思わず、顔をあげて全員の姿を見回してしまった。イシャンは中央にあった角皿から手許のプレートに中身を取り分け始める。サクラはスープを手に取る。ティアと目が合う。
「ん?」
「……いただきます?」
「うん、そう。上手だね」
手を合わせて同じ動作をしてみせると、褒めるように頷いてもらえた。
まただ。また、知ってる言葉。
〈おかえり〉や〈ただいま〉と同じ、私の知っている文化の言葉。なぜだろう。彼らには似合わない言葉のはずなのに、とてもなじんでいる。
「ほら、アリスちゃんも食べて」
私のプレートに、ティアが角皿のなかの食べ物をよそってくれた。いただきますの疑問を残したまま、目の前の美味しい香りにひかれて、フォークを手に取る。
勝手にグラタンかと思っていたが、違った。チーズがない。ホワイトソースだと思っていた物も異なる。ミートソースで味つけられたひき肉を敷きつめた上に、なめらかなマッシュポテトを重ねて焼いた物。味はハンバーグにすこし似ている。こんがりと焼けたマッシュポテトがひき肉と合わさると、ポテトの甘さが加わってとても美味しい。甘いスパイスも効いている。ひき肉には野菜も含まれている気がする。
「オイシイ」
「でしょ?」
美味しいことを伝えると、ティアが嬉しそうに笑ってくれた。彼が作った物なのだろうか。それか、彼の好物なのかも。

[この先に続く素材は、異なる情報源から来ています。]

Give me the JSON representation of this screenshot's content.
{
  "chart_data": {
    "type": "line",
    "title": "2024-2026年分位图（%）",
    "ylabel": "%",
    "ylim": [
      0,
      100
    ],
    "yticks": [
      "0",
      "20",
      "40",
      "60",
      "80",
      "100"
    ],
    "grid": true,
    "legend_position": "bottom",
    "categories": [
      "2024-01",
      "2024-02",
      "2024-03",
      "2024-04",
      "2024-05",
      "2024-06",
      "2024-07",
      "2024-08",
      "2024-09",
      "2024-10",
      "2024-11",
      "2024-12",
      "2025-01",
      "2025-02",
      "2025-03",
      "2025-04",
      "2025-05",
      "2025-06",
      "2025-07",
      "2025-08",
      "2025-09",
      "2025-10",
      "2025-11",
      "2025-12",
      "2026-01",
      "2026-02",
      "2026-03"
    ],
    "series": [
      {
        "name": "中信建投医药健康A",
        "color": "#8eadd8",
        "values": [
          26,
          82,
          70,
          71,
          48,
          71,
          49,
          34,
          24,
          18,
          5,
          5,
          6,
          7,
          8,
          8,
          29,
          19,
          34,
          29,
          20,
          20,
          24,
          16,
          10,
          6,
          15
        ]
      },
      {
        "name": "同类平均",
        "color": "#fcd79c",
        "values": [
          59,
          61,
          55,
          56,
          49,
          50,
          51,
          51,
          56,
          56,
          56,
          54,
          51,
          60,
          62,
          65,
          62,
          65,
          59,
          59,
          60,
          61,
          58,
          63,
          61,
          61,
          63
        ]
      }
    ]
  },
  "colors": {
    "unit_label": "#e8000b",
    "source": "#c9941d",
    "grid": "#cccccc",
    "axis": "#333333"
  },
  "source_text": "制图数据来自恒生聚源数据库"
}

ご機嫌なティアとは対照的に、サクラとイシャンは粛々としている。イシャンにいたってはサクラの顔色をうかがっているようにも見える。どことなく雰囲気がおかしい。ティアは気づいていないのか……それとも、気づかないフリを、しているのだろうか。
ティアが、サクラを見た。
「サクラさん、もっとしっかり食べないと」
「必要ない」
どうやらサクラは食べ終わったらしい。使い終えた食器を持って立ち上がった。
食欲がないのか、スープしか口にしていない。ティアはそんなサクラを咎めている気がする。けれど、サクラは気にせず食器を片付けに行ってしまった。残されたティアが、小さく吐息した。
「……倒れても、僕は知らないよ」
ティアにしては冷淡な声音が、よそよそしく響いた。そのまま、気にせずに彼は食事を続ける。